Interview de Yoanna-Reine Nowicki-Bringuier, Cheffe du Laboratoire
Dans le contexte de l'accélération de l'adoption des technologies quantiques, Madame Nowicki-Bringuier rejoint en ce mois de décembre les équipes de l'Agence de l’innovation de défense en tant que Cheffe du Laboratoire Quantique Défense.
Les nouvelles technologies quantiques font l’objet d’une compétition géostratégique dont l’issue recomposera les rapports de forces militaires, diplomatiques et économiques entre les « grandes puissances » au même titre que l’arme nucléaire ou l’accès à l’espace.
« Maîtriser le quantique n'est pas un choix, c'est une condition de notre souveraineté et de notre sécurité. Comme l'atome en son temps et l'intelligence artificielle, il marquera une rupture entre les États capables et ceux qui n'auront pas su le faire : nos compétiteurs ne nous attendent pas
». Discours de Sébastien Lecornu, lors de la clôture de l'événement France Quantum, le mardi 10 juin 2025.
Pour accélérer l’adoption des technologies quantiques, et comme annoncé lors de l’évènement France Quantum, l’AID se dote d’un Laboratoire Quantique Défense, qui, par la pratique, éclairera sur les nouvelles capacités permises par le quantique, en coopération étroite avec l’écosystème.
Madame Nowicki-Bringuier rejoint en ce mois de décembre les équipes de l'AID en tant que Cheffe du Laboratoire Quantique Défense. Cette interview a pour objectif de présenter son parcours auprès de l'ensemble de l'écosystème quantique.
Bonjour Yoanna, pouvez-vous vous présenter ?

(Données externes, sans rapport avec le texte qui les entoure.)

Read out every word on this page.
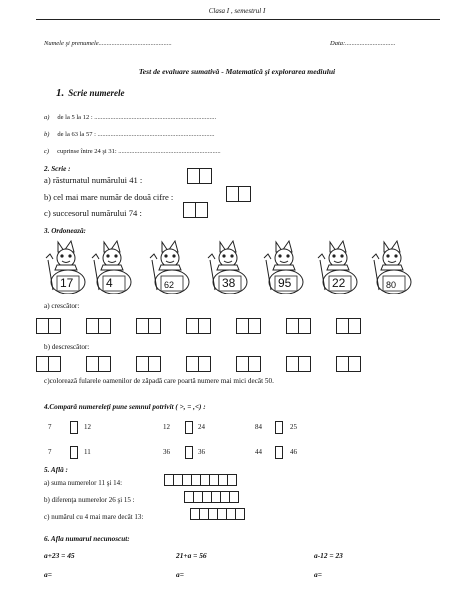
Clasa I , semestrul I
Numele şi prenumele.............................................	Data:...............................
Test de evaluare sumativă - Matematică şi explorarea mediului
1. Scrie numerele
a) de la 5 la 12 : ...........................................................................
b) de la 63 la 57 : ........................................................................
c) cuprinse între 24 şi 31: ...............................................................
2. Scrie :
a) răsturnatul numărului 41 :
b) cel mai mare număr de două cifre :
c) succesorul numărului 74 :
3. Ordonează:
a) crescător:
b) descrescător:
c)colorează fularele oamenilor de zăpadă care poartă numere mai mici decât 50.
4.Comparǎ numereleţi pune semnul potrivit ( >, = ,<) :
5. Află :
a) suma numerelor 11 şi 14:
b) diferenţa numerelor 26 şi 15 :
c) numărul cu 4 mai mare decât 13:
6. Afla numarul necunoscut:
a+23 = 45	21+a = 56	a-12 = 23
a=	a=	a=
17	4	62	38	95	22	80
7	12	12	24	84	25
7	11	36	36	44	46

Ingénieure et docteure en science des matériaux, j’ai consacré plus de quinze ans à explorer les technologies qui façonnent l’avenir du spatial. Mon expertise s’est construite au croisement de l’optronique, de la photonique, des détecteurs infrarouges, de la magnétométrie atomique et des systèmes quantiques complexes. Après plusieurs années passées dans l’industrie du spatial et de la Défense, puis à l’ESA (Agence Spatiale Européenne), j’ai poursuivi ma trajectoire au Commissariat à l'énergie atomique et aux énergies alternatives (CEA), où j’ai piloté des projets d’innovation de rupture.
En 2022, j’ai fondé SAT4SPACE, une entreprise dédiée à accompagner les start-ups et PME deep tech vers l’espace : structuration de projets, montée TRL (*Technology readiness level), normes ECSS (*European Coordination for Space Standardization), construction de consortiums européens… J’y ai mêlé ma connaissance technique et ma passion pour la stratégie, l’innovation ouverte et le développement de technologies à fort impact, dont les technologies quantiques.
Ma force : relier les mondes — ingénierie, recherche, management, prospective — pour faire émerger des trajectoires solides dans des écosystèmes complexes et en forte mutation.
Aujourd’hui, je poursuis mon engagement en rejoignant l’Agence de l’innovation de défense en tant que Cheffe du Laboratoire Quantique Défense, en mettant mon expérience au service de ce domaine en pleine (r)évolution. La France a une tradition quantique très solide, des talents, et je suis plus que déterminée à apporter une brique à cet édifice en contribuant à l’adoption et au transfert de ces technologies vers leurs usages, pour notre sécurité et notre défense.
Quelles seront les prochaines missions de votre poste en tant que cheffe du Laboratoire Quantique Défense ?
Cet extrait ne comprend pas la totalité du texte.